Although the career and music of the English composer and pianist Ezra Read (1862-1922) has been mostly forgotten, at least one work he composed merits our attention: an eight-page print of piano music titled A Trip to the Moon: Comic Descriptive Fantasia (bearing the imprint of “London Music Publishing Stores”). A copy is housed in the British Library, where I happened to come across it (quite by chance about six years ago) within a bound volume of miscellaneous piano pieces from 1903. (Though the music has no publication date, the score bears a library stamp dated April 2, 1903.) On the front cover is printed a “Synopsis” containing a list of the score’s 24 different segment headings. These precisely describe the scene content of the imaginative and hugely successful film Voyage dans la lune, made by Georges Méliès that year. (It was released in England and the U.S.A. as A Trip to the Moon, though a precise translation would be “Journey into the Moon”; the latter better describes the plot, which blends bits of tales by Verne and Wells into a satirical mélange.)

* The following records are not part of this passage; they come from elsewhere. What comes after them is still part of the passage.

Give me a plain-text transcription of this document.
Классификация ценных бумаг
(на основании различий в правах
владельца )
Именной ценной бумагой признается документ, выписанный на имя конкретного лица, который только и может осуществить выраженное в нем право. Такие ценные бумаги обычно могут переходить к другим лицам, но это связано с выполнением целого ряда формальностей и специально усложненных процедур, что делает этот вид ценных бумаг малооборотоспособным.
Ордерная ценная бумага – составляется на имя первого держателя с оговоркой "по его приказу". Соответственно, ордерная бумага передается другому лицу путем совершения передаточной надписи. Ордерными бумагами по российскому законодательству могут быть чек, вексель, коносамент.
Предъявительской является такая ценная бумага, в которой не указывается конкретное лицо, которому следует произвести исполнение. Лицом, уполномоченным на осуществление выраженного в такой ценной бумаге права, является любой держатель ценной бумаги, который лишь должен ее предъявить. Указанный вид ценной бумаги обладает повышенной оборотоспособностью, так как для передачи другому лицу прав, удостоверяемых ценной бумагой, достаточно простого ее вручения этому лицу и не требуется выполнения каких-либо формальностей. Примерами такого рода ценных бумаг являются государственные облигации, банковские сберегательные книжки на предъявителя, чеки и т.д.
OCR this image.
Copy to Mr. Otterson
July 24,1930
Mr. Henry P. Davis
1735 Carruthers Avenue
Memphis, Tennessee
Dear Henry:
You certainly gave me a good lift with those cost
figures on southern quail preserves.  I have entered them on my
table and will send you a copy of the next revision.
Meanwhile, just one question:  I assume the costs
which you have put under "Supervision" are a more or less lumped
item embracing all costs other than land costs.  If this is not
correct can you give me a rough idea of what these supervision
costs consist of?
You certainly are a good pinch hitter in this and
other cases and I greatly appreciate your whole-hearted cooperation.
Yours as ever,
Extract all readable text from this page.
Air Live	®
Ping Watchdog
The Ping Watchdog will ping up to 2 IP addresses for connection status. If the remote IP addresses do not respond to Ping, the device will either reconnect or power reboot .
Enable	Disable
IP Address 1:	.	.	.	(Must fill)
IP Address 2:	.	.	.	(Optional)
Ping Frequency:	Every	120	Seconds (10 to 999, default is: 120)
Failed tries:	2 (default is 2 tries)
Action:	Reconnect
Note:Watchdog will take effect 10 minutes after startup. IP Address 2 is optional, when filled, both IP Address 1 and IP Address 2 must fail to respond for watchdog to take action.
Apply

Read’s score is a pioneering example of early British cinema music. In my paper I will first address the uncertainties of the score’s origins and raison d’être. Then I will focus on the degree to which the music fits the film (temporally, affectively, narratively), and the problems it poses for a performer today. To demonstrate my own solutions to some of these problems, I would like to have the presentation conclude with a live performance of the complete score, played to the projected film.